Counterexamples to the classical central limit theorem for triplewise independent random variables having a common arbitrary margin

TL;DR

This paper develops a method to construct triplewise independent sequences with arbitrary marginals, demonstrating that the classical CLT can fail in this setting, and explores conditions under which CLT holds for higher-order independence.

Contribution

The paper introduces a simple methodology to construct triplewise independent sequences with arbitrary marginals and analyzes their asymptotic behavior, highlighting cases where the CLT fails.

Findings

Classical CLT fails for certain triplewise independent sequences.

Constructed sequences have non-Gaussian asymptotic distributions.
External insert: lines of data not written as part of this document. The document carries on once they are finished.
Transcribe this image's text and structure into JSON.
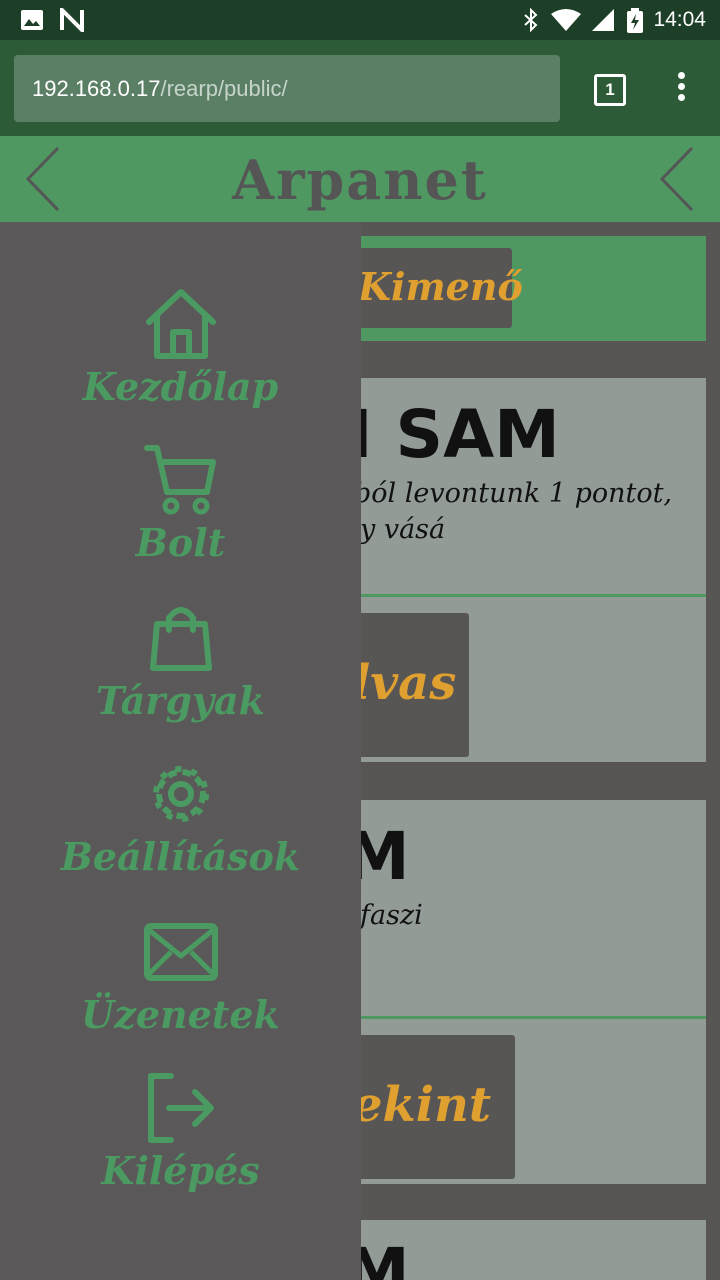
{
  "status_bar": {
    "time": "14:04"
  },
  "browser": {
    "url_host": "192.168.0.17",
    "url_path": "/rearp/public/",
    "tab_count": "1"
  },
  "app": {
    "title": "Arpanet"
  },
  "content": {
    "outgoing_label": "Kimenő",
    "card1_title": "I SAM",
    "card1_line1": "ból levontunk 1 pontot,",
    "card1_line2": "y vásá",
    "card1_button": "lvas",
    "card2_title": "M",
    "card2_line1": "faszi",
    "card2_button": "ekint",
    "card3_title": "M"
  },
  "drawer": {
    "items": [
      {
        "label": "Kezdőlap",
        "icon": "home-icon"
      },
      {
        "label": "Bolt",
        "icon": "cart-icon"
      },
      {
        "label": "Tárgyak",
        "icon": "bag-icon"
      },
      {
        "label": "Beállítások",
        "icon": "gear-icon"
      },
      {
        "label": "Üzenetek",
        "icon": "mail-icon"
      },
      {
        "label": "Kilépés",
        "icon": "logout-icon"
      }
    ]
  },
  "colors": {
    "accent_green": "#4f9862",
    "button_text": "#e0a030",
    "dark_bg": "#5a5858",
    "card_grey": "#939b97"
  }
}
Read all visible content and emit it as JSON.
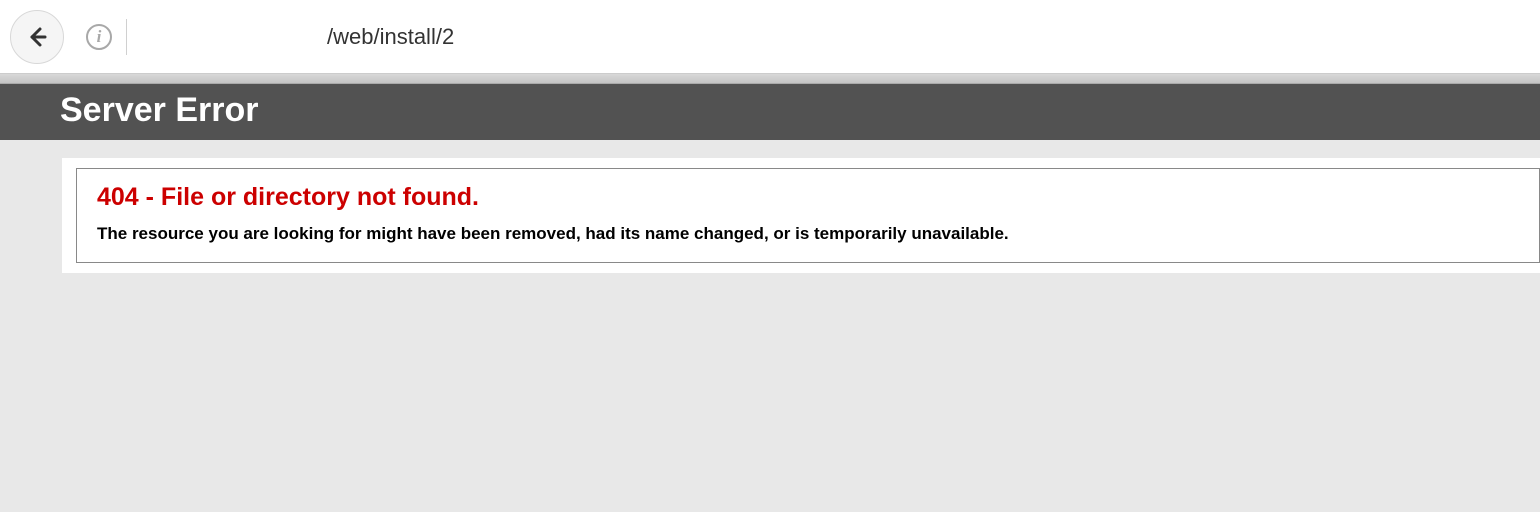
{
  "browser": {
    "url": "/web/install/2",
    "info_glyph": "i"
  },
  "page": {
    "header_title": "Server Error",
    "error_title": "404 - File or directory not found.",
    "error_message": "The resource you are looking for might have been removed, had its name changed, or is temporarily unavailable."
  }
}
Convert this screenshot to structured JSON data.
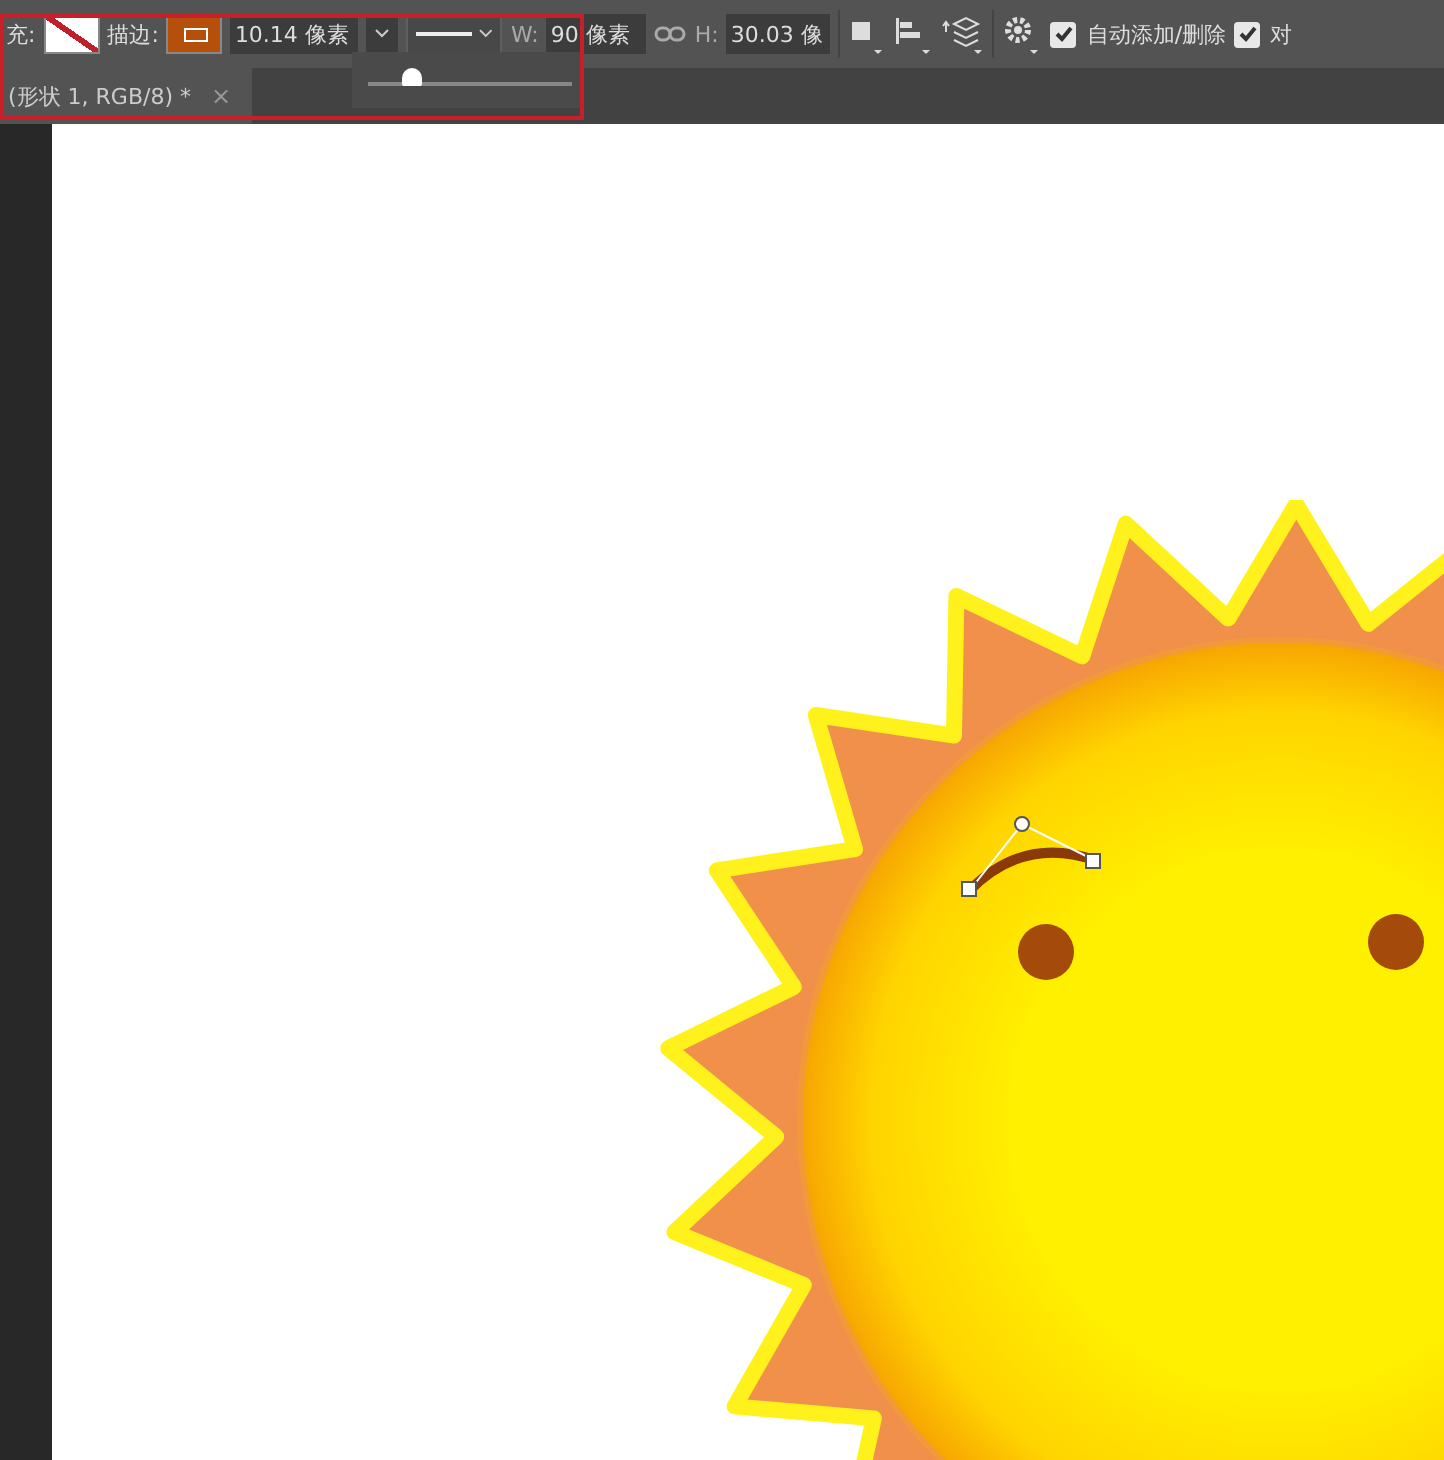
{
  "toolbar": {
    "fill_label": "充:",
    "stroke_label": "描边:",
    "stroke_width": "10.14 像素",
    "w_label": "W:",
    "w_value": "90 像素",
    "h_label": "H:",
    "h_value": "30.03 像",
    "checkboxes": [
      {
        "label": "自动添加/删除",
        "checked": true
      },
      {
        "label": "对",
        "checked": true
      }
    ]
  },
  "stroke_popup": {
    "level": 0.22
  },
  "tabs": [
    {
      "label": "(形状 1, RGB/8) *",
      "selected": true,
      "close": "×"
    }
  ]
}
For K ≥ 4, the sequences tend to satisfy the CLT, explained heuristically.

Abstract

We present a general methodology to construct triplewise independent sequences of random variables having a common but arbitrary marginal distribution $F$ (satisfying very mild conditions). For two specific sequences, we obtain in closed form the asymptotic distribution of the sample mean. It is non-Gaussian (and depends on the specific choice of $F$). This allows us to illustrate the extent of the 'failure' of the classical central limit theorem (CLT) under triplewise independence. Our methodology is simple and can also be used to create, for any integer $K$, new $K$-tuplewise independent sequences that are not mutually independent. For $K \geq 4$, it appears that the sequences created using our methodology do verify a CLT, and we explain heuristically why this is the case.